I recently had a reading binge, getting through two books in as many weeks. Starting with my pre-ordered copy of Glasshouse and then quickly moving on to Rainbows End.
Glasshouse I’d been hanging for since I read about it on Charlie’s blog. Rainbow’s End, I’d only recently learned about. They are both future SF novels, dealing with to a certain extent with the context of the Singularity – Rainbow’s End being set possibly just before it – and Glasshouse being set way, way after it.
I’ll preface my comments by mentioning that what I get the most out of scifi is a new take on the future and/or present, the whole ‘spearhead of cognition‘ thing.
Things that I liked about the Glasshouse:
- talked about the present from the perspective of the future
- explored how identity can be affected by the ability to choose gender, or in fact species
- A-Gates – cool way to transport people / things (basically through controlled worm-holes)
I wasn’t so sure about the whole Memory Editing thing though. Fair enough, people living such long life-spans might want to erase painful memories in order to ‘re-start’ their lives, but wouldn’t a more pressing problem for the lazarus-humans be running out of space to form new memories? Even in Asimov‘s old Robot stories, R. Daneel Olivaw would have to choose what he kept as he up-graded his positronic brain.
I know this is kinda similar, but there’s a philosophic difference here – between deleting memories to re-start, or choosing the subset of memories you can preserve. But, its a minor quibble really..

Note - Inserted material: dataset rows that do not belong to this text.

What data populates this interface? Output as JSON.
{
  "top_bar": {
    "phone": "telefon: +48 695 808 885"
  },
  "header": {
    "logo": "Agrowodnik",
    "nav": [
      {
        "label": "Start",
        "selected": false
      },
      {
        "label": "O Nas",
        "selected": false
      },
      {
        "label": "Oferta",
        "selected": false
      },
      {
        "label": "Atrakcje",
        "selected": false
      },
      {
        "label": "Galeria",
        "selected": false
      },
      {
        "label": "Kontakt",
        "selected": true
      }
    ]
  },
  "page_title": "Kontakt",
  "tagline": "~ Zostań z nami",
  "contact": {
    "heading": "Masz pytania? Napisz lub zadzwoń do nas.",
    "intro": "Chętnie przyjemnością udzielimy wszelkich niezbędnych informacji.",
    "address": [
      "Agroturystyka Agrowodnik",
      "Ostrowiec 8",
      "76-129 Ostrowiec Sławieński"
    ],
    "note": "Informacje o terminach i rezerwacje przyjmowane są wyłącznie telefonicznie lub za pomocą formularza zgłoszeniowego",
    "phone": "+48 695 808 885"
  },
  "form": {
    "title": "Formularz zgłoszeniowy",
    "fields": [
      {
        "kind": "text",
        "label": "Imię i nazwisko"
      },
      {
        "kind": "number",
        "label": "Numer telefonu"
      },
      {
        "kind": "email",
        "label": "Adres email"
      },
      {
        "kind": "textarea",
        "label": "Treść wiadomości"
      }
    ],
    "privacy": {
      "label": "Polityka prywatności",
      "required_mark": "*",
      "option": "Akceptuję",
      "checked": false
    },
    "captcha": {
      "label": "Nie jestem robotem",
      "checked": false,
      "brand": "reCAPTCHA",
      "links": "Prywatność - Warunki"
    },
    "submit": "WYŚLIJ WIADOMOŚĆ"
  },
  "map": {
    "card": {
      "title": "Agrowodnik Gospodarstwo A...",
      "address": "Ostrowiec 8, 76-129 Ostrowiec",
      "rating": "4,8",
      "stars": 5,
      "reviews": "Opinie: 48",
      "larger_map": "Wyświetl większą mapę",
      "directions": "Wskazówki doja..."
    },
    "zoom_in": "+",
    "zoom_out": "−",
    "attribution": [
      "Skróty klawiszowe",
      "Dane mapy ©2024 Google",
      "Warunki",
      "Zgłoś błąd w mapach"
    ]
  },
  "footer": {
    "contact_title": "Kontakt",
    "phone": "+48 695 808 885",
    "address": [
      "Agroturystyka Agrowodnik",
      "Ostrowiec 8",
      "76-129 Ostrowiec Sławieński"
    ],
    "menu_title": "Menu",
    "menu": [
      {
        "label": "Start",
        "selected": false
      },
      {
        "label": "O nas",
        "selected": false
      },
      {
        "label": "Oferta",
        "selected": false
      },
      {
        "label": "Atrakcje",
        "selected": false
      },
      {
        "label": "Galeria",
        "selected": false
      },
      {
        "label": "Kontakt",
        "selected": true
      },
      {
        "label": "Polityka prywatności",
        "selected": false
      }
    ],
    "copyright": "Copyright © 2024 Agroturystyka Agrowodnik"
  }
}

The issues of Identity were more interesting, and I can’t help feeling the novel was influenced by Philip K Dick‘s work, with it’s whole reality/identity can be totally malleable . And at the same time, the Man/Machine Interface comics of Ghost in The Shell, where the Motoko Kusanagi has become a kind of mega-conciousness, forking off seperate identities to perform parallel missions and then integrating them later. Which ties in to the merging of personality-delta’s, that the character’s are able to accomplish via the A-Gates.
Things that I liked about Rainbows End:
- the library project – aka how to present past-knowledge to a generation raised with entirely new media, when that knowledge is stuck in comparitely out-of-date formats. (ie when there’s wikipedia now, who looks at encyclopedias.. ditto when you have the internet, why go to a dusty old library?)
- the depiction of IA and remote collaboration. Cool.
I really didn’t like the Rabbit character – to me it was obviously an AI (some have suggested its supposed to be ambiguous) – mainly because I kept thinking of Bruce Sterling’s comment on AI’s from his Long Now lecture on the Singularity – (in short: why would an AI care remotely about humans, have human concerns etc..) . BUT I discussed this with Charles, and he pointed out the the Rabbit character in the book is just that subset of the AI that is used to deal with humans, being part of a far larger and incomprehensible to us super-intelligence that has its own concerns. In light of that, I can now see how the Rabbit could be that AI-subset that it uses to accomplish its own agenda via manipulation of the humans – ’cause, you know, an AI needs some feet on that ground at some stage I guess.
I also found most of the new-tech presented to be a rather linear extrapolation of current trends. It’s easy to see SMS/IM become secret-messaging (and one can make another GITS comparison here – such messaging is standard in that world). Likewise the transition from MMORPGs to Belief Circles. Event the HUD VR is hardly ground-breaking, see the AR Quake game developed a few years ago now.
I also had a problem with the whole JITT (Just In Time Training). It just seems such a 20thC concept, too much like the whole ‘uploading’ new skills, a la The Matrix.
BUT – it’s a only a bad book if you’ve got nothing to say about it.. and I do like a good inferential walk.
Think I’ll re-read Accelerando next.
UPDATE – on reflection I realise I forgot to mention how much I loved the way the plot of Glasshouse unfolded, how Robin’s past was slowly revealed to us via a series of flashbacks…
also, re: backup and restore of conciousness, these snippets from Cory Doctorow in his recently re-surfaced 2003 interview seem relevant as he discusses how and why his characters backup their conciousness and how and why backup/restore are used in SF today.